Since your problem appears to be mechanical, simply making the system not work any more would not help, in my opinion. The mechanical components that make the system work appear to be damaged on one cylinder, and you would be left with the same problem. The truck’s computer isn’t calling for the system to be activated anyway when you first start the truck–the truck must warm up to a certain point before the computer tries to use it, and then only under certain driving conditions. To mechanically disable the system would require replacing the valve train on the engine, which would cost more than the repair.
Does the dealer have any theory as to why this broke? For example, do they think that sludge in the engine may have caused it, incorrect oil weight may have caused it, or??
Finally, since you say the oil gauge is “pegged” at startup, it might be worth having the dealer check that first–even if you cannot access the oil pressure on the truck’s display, it should be easily accessible with a scan tool, or if all else fails, by testing with a mechanical gauge. A pegged oil gauge does not sound normal.
It also may be worth appealing to a district manager or Chrysler to share some of the repair expense for this. It couldn’t hurt–they at least might cut your repair bill down if it comes to that.
I really believe the dealer put 10w30 in because it was the first cold day when this happened. I took it elsewhere and had a new filter and 5w20 oil put in the engine. it seemed to quite the start up noise quite a bit. I have never had any luck with Chyrsler trying to get help. I tried. It has been back to the dealer at least 16 times and I called Chrysler to no avail. I will never buy another Dodge. No vehicle should have as many problems as this one. I’m 72 years old and have owned quite a few vehicles and never had these kind of problems. I bought this as my retirement truck and just my luck I get one like this when I’m on a fixed income. OH well, Thats life I guess.

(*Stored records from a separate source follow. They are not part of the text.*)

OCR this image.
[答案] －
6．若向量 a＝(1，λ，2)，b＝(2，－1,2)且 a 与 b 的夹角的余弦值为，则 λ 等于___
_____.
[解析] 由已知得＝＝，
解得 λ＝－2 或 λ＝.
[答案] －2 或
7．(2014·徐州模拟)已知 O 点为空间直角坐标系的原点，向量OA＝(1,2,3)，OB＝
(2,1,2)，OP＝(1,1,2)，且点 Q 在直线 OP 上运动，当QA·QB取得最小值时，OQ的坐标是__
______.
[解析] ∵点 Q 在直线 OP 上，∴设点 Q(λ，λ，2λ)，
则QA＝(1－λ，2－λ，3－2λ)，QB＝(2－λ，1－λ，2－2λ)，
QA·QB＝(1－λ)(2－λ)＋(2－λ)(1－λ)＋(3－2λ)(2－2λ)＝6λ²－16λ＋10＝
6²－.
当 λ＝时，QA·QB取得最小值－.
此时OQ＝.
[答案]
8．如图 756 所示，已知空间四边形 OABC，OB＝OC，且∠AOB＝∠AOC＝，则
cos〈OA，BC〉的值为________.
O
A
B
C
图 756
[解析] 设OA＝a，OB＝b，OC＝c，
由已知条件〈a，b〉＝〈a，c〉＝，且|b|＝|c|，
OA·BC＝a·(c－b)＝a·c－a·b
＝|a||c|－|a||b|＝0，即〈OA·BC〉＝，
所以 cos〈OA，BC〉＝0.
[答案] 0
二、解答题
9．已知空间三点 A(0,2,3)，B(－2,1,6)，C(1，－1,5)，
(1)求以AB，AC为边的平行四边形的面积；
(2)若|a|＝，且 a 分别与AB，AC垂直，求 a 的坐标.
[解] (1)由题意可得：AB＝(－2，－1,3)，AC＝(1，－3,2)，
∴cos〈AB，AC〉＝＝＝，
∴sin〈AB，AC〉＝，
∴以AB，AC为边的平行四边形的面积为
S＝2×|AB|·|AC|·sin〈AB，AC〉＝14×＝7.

I’m sorry you’ve had so much trouble. I personally have had decent luck overall with Chrysler vehicles, but you can surely get a lemon sometimes. I am not sure whether using the wrong weight of oil will damage the MDS system or if it will just not work right with the wrong oil in it. If you anticipate more problems, maybe you can get it fixed and trade it. If there is no warranty left and truly no hope on getting Chrysler to help on the repairs, then perhaps it would be worth having an independent shop take a look–you may be able to get it fixed cheaper than the dealer and/or a different set of eyes might be able to have more insight.
Good luck and I hope this year is good to you.
I have had problems with cold lifter tick pn Chrysler engine using Mopar or Fram filters. Saw a tip on a Chrysler forum about using Motorcraft filters, no more lifter tick,
Supposedly the Motorcraft has a better anti-drainback valve.
Started the truck a 12 degrees with 5w20 oil just now and no noise or miss at all. I guess the oil does work like I have always heard. Oil pressure was no where near pegged out when I started it.
Great to hear a happy ending.
Truck will still have to be fixed. When it gets a little warmer the oil will get thicker and it will make the noises again. At 12 degrees the oil is probably 5 weight but at 20/30 degrees it will be 20 weight and the problem will be back.